Without that unfortunate whistle, Mike Anderson's team is 20-4 overall and 9-2 in the SEC. Arkansas visits Rupp on Feb. 28.
■ LSU's Jordan Mickey played 39 minutes Tuesday night. Jarell Martin played 38. Keith Hornsby played 37. All three came into the UK matchup averaging at least 35 minutes per game.
With the 6-5 Tigers needing a strong push to get into the NCAA Tournament, you have to wonder if those three will have much left down the stretch.
■ Kentucky did an excellent job Tuesday on Mickey. The 6-foot-10 sophomore entered the game off three straight double-doubles in which he averaged 24 points and 14.7 rebounds. Against UK, Mickey finished with 16 points, seven rebounds.
■ In the past 10 years, only one NCAA champion has rated outside the Top 20 in advanced stats guru Ken Pomeroy's defensive efficiency rankings. The 2009 North Carolina team was the exception. The Tar Heels ranked 21st heading into the tournament.
Gonzaga is currently 27th in defensive efficiency.
■ George Karl, newly hired head coach of the Sacramento Kings, will form an interesting mix with DeMarcus Cousins.

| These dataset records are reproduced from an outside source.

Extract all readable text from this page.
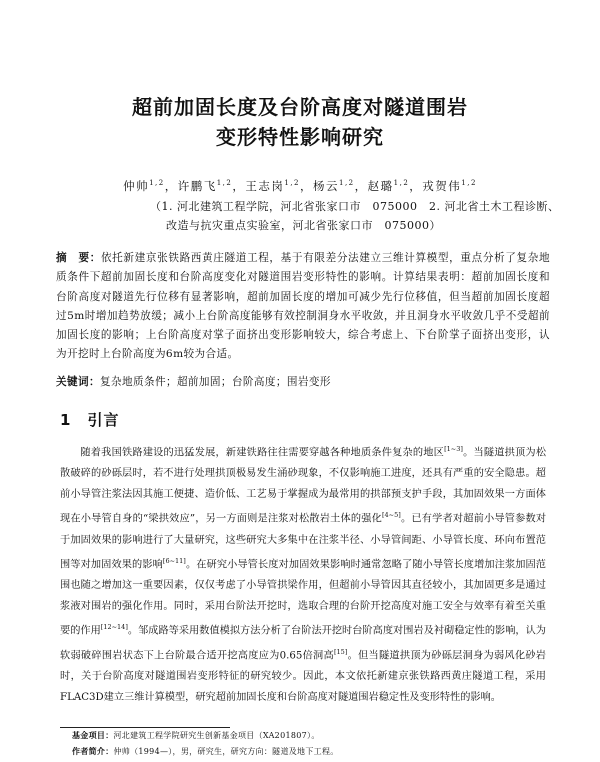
超前加固长度及台阶高度对隧道围岩
变形特性影响研究
仲帅$^{1,2}$，许鹏飞$^{1,2}$，王志岗$^{1,2}$，杨云$^{1,2}$，赵璐$^{1,2}$，戎贺伟$^{1,2}$
（1. 河北建筑工程学院，河北省张家口市　075000　2. 河北省土木工程诊断、
改造与抗灾重点实验室，河北省张家口市　075000）
摘　要：依托新建京张铁路西黄庄隧道工程，基于有限差分法建立三维计算模型，重点分析了复杂地质条件下超前加固长度和台阶高度变化对隧道围岩变形特性的影响。计算结果表明：超前加固长度和台阶高度对隧道先行位移有显著影响，超前加固长度的增加可减少先行位移值，但当超前加固长度超过5m时增加趋势放缓；减小上台阶高度能够有效控制洞身水平收敛，并且洞身水平收敛几乎不受超前加固长度的影响；上台阶高度对掌子面挤出变形影响较大，综合考虑上、下台阶掌子面挤出变形，认为开挖时上台阶高度为6m较为合适。
关键词：复杂地质条件；超前加固；台阶高度；围岩变形
1 引言

随着我国铁路建设的迅猛发展，新建铁路往往需要穿越各种地质条件复杂的地区[1~3]。当隧道拱顶为松散破碎的砂砾层时，若不进行处理拱顶极易发生涌砂现象，不仅影响施工进度，还具有严重的安全隐患。超前小导管注浆法因其施工便捷、造价低、工艺易于掌握成为最常用的拱部预支护手段，其加固效果一方面体现在小导管自身的“梁拱效应”，另一方面则是注浆对松散岩土体的强化[4~5]。已有学者对超前小导管参数对于加固效果的影响进行了大量研究，这些研究大多集中在注浆半径、小导管间距、小导管长度、环向布置范围等对加固效果的影响[6~11]。在研究小导管长度对加固效果影响时通常忽略了随小导管长度增加注浆加固范围也随之增加这一重要因素，仅仅考虑了小导管拱梁作用，但超前小导管因其直径较小，其加固更多是通过浆液对围岩的强化作用。同时，采用台阶法开挖时，选取合理的台阶开挖高度对施工安全与效率有着至关重要的作用[12~14]。邹成路等采用数值模拟方法分析了台阶法开挖时台阶高度对围岩及衬砌稳定性的影响，认为软弱破碎围岩状态下上台阶最合适开挖高度应为0.65倍洞高[15]。但当隧道拱顶为砂砾层洞身为弱风化砂岩时，关于台阶高度对隧道围岩变形特征的研究较少。因此，本文依托新建京张铁路西黄庄隧道工程，采用FLAC3D建立三维计算模型，研究超前加固长度和台阶高度对隧道围岩稳定性及变形特性的影响。

基金项目：河北建筑工程学院研究生创新基金项目（XA201807）。
作者简介：仲帅（1994—），男，研究生，研究方向：隧道及地下工程。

■ RIP Jerry Tarkanian, the ex-UNLV coach who passed away Wednesday at the age of 84.
In one way, Tarkanian was a forerunner of the modern college basketball coaches who are all about, as Yahoo's Adrian Wojnarowski wrote Wednesday in a piece about Tark, the "unapologetic grab for glory and money and power."
In another way, however, Tark was a throwback to a time when coaches were full of personality, said what they thought and didn't mind controversy. As a basketball fan, I miss those days.
■ RIP Dean Smith, who passed away Saturday night. Here are two Smith stories:
In 1986, I was covering Louisville's eventual run to the national title. The Cards started the tournament in Ogden, Utah, at the home of Weber State. So did North Carolina.
The Tar Heels were out on the floor, warming up for one of their two games — I don't remember which — and I was walking around the back hallway to get to the floor. There, just outside the opening of the tunnel, hidden from his team's view, was Dean Smith, sneaking a smoke.
Eleven years later, I was fortunate enough to cover the North Carolina-Colorado second-round game of the 1997 NCAA Tournament in Winston-Salem. UNC won 73-56, giving Smith his 877th victory, passing Adolph Rupp's 876 on the list of all-time college basketball victories.
What struck me that day was the number of former North Carolina players who were in attendance. They all wanted to be there in person to witness the feat and show their affection for a coach who remained a part of their lives long after they stopped being student-athletes.
To me, that said a lot more than the wins.